Orchid Pharma Limited announced the approval of its Unaudited Standalone and Consolidated Financial Results for the quarter and nine months ended December 31, 2025. The Board of Directors met on February 11, 2026, to ratify these figures, which included auditors’ limited review reports. Key highlights show a significant Exceptional Item charge of ₹711.27 lakhs related to reassessed employee benefits obligations under new labor codes, impacting the reported profit/loss figures for the period.

Board Meeting Outcome and Financial Period

The Board of Directors of Orchid Pharma Limited convened on February 11, 2026, from 01:30 P.M. to 05:15 P.M. (IST). During this meeting, the Board approved the Unaudited limited reviewed Standalone & Consolidated Financial Results for the quarter and nine months ended December 31, 2025. The results were accompanied by the auditors’ limited review reports issued by M/s. Singhi & Co.

Key Financial Performance Snapshot (Standalone – Q3 FY2025 vs. Q2 FY2025)

Total Income for the quarter ending December 31, 2025, stood at ₹21,785.70 lakhs, compared to ₹20,894.94 lakhs in the preceding quarter (Sept 30, 2025). Total Expenses for the period were ₹21,656.86 lakhs. Following the inclusion of an exceptional item, the Profit/(Loss) before tax for the quarter was a loss of ₹(582.43) lakhs.

For the nine months ended December 31, 2025, Total Income reached ₹61,566.56 lakhs, while Total Expenses were ₹59,394.87 lakhs. The resulting Profit/(Loss) before tax for the nine months was ₹1,460.42 lakhs.

Impact of Exceptional Items

A significant note in the results pertains to an exceptional item charge of ₹711.27 lakhs, recorded both in the quarterly and nine-month periods. This charge arises from the reassessment of employee benefits obligations following the consolidation of existing labor legislations into the New ‘Labour Codes,’ leading to an incremental liability for past service costs as per IND AS19 ‘Employee Benefits’.
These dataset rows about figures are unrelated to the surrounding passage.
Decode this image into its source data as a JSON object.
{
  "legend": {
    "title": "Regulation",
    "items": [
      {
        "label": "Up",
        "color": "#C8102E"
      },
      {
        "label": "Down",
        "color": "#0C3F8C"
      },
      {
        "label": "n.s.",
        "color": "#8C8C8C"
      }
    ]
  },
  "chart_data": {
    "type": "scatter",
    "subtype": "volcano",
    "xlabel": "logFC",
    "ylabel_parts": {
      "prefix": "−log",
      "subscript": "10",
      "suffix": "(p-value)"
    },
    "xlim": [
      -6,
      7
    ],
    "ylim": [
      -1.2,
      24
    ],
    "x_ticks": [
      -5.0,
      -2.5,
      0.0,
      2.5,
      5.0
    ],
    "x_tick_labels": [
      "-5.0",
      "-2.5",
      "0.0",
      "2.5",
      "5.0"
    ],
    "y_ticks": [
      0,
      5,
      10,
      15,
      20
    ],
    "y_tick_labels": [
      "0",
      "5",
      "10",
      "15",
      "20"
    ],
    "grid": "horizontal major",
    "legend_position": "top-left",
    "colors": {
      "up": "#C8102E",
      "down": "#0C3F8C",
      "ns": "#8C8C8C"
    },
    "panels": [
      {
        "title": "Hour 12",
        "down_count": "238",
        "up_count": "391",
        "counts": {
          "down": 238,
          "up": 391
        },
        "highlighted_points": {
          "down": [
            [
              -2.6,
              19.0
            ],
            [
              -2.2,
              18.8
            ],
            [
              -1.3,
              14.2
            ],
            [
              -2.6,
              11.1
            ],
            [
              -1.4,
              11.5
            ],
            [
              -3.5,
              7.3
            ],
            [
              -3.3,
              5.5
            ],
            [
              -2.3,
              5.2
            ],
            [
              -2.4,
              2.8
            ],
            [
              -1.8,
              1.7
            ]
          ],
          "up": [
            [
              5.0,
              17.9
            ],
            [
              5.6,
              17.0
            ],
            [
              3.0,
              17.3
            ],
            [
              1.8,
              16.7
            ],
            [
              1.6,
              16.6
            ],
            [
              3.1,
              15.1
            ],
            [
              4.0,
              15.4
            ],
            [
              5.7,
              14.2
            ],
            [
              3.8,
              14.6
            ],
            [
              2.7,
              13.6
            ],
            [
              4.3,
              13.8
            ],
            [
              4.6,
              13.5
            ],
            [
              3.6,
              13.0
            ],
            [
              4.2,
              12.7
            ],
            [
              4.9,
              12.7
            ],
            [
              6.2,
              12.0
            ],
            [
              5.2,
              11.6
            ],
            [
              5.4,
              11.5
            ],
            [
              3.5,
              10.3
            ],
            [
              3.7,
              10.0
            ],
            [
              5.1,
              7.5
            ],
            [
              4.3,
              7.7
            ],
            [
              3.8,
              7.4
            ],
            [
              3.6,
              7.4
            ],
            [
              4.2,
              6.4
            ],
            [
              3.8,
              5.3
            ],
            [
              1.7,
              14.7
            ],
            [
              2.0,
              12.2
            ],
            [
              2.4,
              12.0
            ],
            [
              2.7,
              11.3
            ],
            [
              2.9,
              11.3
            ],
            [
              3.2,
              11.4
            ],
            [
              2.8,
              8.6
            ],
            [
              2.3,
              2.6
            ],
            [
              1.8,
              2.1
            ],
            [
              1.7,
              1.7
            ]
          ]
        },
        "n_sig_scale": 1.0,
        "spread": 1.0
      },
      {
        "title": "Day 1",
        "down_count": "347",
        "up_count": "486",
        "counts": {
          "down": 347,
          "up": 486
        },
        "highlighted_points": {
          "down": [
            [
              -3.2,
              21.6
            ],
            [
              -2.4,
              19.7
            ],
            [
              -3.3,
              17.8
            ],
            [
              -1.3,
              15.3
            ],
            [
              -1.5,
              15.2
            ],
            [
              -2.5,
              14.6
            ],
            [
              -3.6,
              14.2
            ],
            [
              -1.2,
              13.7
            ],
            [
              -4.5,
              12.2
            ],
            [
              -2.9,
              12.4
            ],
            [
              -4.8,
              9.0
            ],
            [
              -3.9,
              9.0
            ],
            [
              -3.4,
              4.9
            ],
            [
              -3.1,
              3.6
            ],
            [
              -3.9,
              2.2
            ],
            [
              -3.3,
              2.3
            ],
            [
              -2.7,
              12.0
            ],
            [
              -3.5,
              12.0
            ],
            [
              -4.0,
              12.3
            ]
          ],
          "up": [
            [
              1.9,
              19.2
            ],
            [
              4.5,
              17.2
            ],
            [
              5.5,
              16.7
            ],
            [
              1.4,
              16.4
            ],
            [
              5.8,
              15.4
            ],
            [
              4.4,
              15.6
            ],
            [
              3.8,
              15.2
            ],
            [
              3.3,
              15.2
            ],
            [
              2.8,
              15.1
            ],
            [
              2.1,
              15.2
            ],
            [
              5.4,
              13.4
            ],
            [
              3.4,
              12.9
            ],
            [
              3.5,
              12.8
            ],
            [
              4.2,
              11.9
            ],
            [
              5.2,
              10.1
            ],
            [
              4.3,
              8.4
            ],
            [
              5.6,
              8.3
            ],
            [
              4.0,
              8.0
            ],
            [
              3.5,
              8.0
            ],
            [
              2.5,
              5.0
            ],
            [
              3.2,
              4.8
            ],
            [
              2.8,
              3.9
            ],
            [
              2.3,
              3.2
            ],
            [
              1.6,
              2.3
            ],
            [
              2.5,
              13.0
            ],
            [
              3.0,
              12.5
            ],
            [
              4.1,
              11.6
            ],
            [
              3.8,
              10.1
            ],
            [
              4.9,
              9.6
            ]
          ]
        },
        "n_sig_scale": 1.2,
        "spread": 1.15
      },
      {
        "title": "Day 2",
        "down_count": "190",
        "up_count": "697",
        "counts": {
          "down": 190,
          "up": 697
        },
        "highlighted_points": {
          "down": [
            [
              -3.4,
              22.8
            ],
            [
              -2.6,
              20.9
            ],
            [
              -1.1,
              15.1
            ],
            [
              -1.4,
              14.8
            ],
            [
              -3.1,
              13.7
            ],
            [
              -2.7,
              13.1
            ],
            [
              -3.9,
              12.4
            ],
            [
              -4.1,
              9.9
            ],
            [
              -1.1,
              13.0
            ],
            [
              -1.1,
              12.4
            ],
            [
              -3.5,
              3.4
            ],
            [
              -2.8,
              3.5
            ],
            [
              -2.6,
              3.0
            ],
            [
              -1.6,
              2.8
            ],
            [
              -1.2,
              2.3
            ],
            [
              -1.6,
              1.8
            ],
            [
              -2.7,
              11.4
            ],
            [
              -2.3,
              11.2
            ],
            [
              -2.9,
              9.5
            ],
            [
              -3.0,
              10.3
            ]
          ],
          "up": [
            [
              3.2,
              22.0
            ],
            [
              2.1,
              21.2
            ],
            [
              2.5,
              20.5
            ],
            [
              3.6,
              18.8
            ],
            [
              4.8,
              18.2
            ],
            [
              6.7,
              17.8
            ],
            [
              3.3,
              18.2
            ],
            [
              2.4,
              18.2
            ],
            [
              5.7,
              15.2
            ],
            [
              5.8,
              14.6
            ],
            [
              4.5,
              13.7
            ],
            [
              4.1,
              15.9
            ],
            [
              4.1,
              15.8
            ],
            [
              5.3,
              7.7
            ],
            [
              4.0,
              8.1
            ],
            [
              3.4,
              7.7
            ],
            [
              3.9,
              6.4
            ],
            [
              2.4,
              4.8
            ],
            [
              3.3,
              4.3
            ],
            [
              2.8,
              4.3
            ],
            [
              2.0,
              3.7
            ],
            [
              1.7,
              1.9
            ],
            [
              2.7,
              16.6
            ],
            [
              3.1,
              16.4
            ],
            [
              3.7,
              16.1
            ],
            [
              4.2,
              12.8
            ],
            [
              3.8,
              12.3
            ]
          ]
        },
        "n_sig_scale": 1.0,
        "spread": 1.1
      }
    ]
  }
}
Consolidated Financial Performance Summary

On a consolidated basis, Total Income for the Q3 FY2025 quarter was ₹21,287.64 lakhs. The consolidated Profit/(Loss) before tax for the quarter showed a loss of ₹(1,214.64) lakhs, which includes the impact of the exceptional item. For the nine months ended December 31, 2025, the consolidated Total Income was ₹60,155.14 lakhs, resulting in a consolidated Profit/(Loss) before tax of ₹(323.32) lakhs.

QIP Fund Utilization Update

The company provided an update on the utilization of proceeds raised via Qualified Institutional Placement (QIP). As of December 31, 2025, ₹33,256 lakhs of the ₹39,454 lakhs total funds received (after adjustment for surplus allocation) had been utilized. The balance unutilized amount remaining in fixed deposits was ₹6,198 lakhs, excluding interest earned.

Auditor’s Review Qualification

The Statutory Auditors, Singhi & Co., issued a modified conclusion on the Limited Review report. Specifically, for the consolidated results, the auditors noted that they did not review the interim financial results of several subsidiaries (Orchid Pharmaceuticals Inc., Bexel Pharmaceuticals Inc., and Diakron Pharmaceuticals Inc.), whose financial information, reflecting Nil revenue and profit/loss, formed part of the consolidated figures. Furthermore, they noted they did not review the financial information of one other subsidiary and had basis for qualification regarding the share of results from an associate.

Earnings Per Share (EPS)

Basic Earnings Per Share (EPS) for the quarter ended December 31, 2025, was a loss of ₹(1.15) per share (Standalone) and ₹(2.49) per share (Consolidated).